Dunoff & Trachtman: A Functional Approach to Global Constitutionalism

Jeffrey L. Dunoff (Temple Univ. - Law) & Joel P. Trachtman (Tufts Univ. - Fletcher School) have posted A Functional Approach to Global Constitutionalism (in Ruling the World: Constitutionalism, International Law and Global Governance, forthcoming). Here's the abstract:
Along with discussions of global governance, global administrative law, and fragmentation, international legal scholars and other social scientists have increasingly engaged in debates over the causes and effects of global constitutionalization. These debates often suffer from imprecise and disparate definitions of the phenomena addressed, substitution of normative advocacy for scholarship, and analysis that is bounded within a particular type of international law or international legal structure.
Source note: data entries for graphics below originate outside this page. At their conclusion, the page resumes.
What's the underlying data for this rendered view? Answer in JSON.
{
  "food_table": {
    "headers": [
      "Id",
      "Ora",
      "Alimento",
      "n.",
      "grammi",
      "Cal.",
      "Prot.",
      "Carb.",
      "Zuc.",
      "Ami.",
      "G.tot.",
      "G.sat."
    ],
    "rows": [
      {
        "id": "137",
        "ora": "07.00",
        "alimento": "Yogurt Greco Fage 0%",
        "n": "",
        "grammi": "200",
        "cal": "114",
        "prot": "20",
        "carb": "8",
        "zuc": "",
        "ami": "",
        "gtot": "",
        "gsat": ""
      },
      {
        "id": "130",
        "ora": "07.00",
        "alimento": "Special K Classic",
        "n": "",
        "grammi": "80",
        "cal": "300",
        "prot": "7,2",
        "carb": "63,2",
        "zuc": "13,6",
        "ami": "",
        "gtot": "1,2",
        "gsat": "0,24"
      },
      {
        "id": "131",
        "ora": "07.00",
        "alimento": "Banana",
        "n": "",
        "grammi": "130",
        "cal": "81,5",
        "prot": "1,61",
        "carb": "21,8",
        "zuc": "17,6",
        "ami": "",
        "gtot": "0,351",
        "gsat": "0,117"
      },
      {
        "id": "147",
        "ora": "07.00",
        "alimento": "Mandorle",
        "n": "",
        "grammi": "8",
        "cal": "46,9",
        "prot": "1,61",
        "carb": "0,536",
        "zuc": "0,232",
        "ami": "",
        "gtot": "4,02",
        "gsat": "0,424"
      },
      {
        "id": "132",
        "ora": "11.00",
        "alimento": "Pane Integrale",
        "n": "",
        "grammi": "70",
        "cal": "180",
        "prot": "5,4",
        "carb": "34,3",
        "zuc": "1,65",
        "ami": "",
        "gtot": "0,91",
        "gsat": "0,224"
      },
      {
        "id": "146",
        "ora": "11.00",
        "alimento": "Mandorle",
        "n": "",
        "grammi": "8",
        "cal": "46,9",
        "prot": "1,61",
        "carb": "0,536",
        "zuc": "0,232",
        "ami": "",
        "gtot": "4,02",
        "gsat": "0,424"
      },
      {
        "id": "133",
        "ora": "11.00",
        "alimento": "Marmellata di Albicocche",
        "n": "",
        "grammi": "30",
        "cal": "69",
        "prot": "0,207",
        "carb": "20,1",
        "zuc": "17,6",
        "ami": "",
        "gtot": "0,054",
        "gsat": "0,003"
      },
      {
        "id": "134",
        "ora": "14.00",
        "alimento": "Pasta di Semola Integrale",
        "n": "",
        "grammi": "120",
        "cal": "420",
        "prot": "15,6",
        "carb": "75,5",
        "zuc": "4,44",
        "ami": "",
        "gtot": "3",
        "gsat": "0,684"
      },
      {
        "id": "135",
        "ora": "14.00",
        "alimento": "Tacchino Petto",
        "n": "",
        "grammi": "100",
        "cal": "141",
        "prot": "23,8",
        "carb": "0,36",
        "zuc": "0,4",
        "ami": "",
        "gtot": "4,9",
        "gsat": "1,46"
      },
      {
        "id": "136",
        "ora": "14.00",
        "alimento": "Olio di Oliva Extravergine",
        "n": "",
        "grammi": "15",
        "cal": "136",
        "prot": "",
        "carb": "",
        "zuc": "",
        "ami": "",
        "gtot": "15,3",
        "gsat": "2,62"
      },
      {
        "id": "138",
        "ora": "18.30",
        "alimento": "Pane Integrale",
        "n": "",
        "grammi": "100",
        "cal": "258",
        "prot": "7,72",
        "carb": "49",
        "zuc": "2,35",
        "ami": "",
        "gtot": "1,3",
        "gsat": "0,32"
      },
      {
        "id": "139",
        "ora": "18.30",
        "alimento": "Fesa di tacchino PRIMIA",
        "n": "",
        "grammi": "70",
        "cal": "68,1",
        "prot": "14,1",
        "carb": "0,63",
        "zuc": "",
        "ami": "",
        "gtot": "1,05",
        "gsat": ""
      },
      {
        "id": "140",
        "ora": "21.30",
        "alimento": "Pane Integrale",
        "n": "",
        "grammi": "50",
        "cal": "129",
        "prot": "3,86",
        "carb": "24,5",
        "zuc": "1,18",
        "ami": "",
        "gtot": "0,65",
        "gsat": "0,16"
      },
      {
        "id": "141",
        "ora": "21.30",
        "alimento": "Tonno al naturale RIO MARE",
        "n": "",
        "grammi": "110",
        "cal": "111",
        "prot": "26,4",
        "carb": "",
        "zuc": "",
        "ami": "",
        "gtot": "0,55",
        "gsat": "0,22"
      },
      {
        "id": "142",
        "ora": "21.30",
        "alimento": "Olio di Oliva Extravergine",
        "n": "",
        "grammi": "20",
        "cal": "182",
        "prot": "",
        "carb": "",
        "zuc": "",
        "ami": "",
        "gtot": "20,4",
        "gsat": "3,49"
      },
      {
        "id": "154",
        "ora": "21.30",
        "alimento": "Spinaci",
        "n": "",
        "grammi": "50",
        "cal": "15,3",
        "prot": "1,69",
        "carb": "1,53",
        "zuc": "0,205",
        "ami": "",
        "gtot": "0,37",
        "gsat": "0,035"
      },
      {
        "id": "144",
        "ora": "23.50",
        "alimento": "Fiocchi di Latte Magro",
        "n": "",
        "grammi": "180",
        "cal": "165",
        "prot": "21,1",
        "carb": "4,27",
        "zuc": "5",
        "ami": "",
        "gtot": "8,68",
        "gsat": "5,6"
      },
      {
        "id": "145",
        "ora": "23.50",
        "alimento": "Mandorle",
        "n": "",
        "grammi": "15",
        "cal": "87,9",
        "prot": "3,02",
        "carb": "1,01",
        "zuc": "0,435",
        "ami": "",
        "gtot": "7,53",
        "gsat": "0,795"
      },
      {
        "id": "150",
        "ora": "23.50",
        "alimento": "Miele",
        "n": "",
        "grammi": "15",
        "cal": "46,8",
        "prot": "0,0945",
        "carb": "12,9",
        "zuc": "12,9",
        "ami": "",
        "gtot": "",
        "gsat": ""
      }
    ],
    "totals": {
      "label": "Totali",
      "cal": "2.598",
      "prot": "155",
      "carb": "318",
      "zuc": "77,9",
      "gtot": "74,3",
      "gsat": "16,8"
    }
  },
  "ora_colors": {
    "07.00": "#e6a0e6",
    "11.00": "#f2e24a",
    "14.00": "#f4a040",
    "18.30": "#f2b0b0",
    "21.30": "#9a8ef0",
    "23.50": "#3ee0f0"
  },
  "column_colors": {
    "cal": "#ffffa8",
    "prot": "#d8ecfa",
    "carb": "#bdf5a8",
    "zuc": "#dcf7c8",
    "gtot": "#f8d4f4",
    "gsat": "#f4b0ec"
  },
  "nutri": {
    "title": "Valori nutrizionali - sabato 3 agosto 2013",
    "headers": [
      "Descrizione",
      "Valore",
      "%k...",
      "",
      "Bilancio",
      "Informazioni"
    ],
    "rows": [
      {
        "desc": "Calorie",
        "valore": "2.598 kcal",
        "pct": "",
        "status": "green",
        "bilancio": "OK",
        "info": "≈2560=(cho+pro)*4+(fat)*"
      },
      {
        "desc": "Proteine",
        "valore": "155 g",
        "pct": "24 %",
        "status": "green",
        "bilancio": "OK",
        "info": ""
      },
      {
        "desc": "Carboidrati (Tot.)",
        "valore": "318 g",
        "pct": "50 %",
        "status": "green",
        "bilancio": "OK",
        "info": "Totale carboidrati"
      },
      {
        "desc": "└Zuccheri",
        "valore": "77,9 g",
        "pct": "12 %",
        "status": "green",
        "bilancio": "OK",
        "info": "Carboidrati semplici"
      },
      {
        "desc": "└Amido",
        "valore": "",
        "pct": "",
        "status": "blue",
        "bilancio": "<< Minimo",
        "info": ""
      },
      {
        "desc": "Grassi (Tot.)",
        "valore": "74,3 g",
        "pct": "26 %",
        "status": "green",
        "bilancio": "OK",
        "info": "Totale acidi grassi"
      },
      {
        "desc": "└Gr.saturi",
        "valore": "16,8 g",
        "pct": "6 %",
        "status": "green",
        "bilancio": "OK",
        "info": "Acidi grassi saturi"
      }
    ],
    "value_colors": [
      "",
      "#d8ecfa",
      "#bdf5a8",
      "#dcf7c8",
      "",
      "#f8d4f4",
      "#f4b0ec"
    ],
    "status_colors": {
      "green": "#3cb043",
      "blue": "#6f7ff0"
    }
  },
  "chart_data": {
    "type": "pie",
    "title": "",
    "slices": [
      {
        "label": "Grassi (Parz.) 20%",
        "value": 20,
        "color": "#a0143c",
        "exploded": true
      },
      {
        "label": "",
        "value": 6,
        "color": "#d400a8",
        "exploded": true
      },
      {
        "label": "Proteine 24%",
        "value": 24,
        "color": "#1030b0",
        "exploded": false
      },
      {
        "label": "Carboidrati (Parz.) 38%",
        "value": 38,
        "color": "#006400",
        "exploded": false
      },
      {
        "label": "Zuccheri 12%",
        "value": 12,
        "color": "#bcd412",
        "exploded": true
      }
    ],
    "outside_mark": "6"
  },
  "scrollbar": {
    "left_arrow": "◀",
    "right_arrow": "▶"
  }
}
Ruling the World: Constitutionalism, International Law and Global Governance (Cambridge University Press 2009) reflects a three-year project that brought 12 leading scholars together to erect a comprehensive and integrated framework for understanding global constitutionalization. In this paper, we set the stage for this project, establishing a coherent framework for analysis of global constitutionalization. We argue that global constitutionalization has three functions: (i) enabling the production of international law, (ii) constraining the production of international law, and (iii) supplementing domestic constitutionalization in order to respond to globalization. We explain how each of these functions is carried out in constitutional mechanisms, such as allocation of legislative authority, supremacy, stability, fundamental rights, judicial review, and accountability. As we do so, we contextualize and taxonomize some of the most important developments that have led to the current fascination with global constitutionalization. This functional approach to global constitutionalization provides a set of conceptual and analytical tools that can be used to identify and evaluate constitutional developments in various international domains. After outlining this approach, we provide a "constitutional matrix" that identifies which constitutional functions and mechanisms are found in various international legal regimes, including the UN, the EU, the WTO, and the human rights regime. This constitutional matrix provides a tool for comparison and analysis of different constitutional settlements. We conclude with some brief observations regarding constitutional pluralism, constitutional coordination, and constitutional synthesis.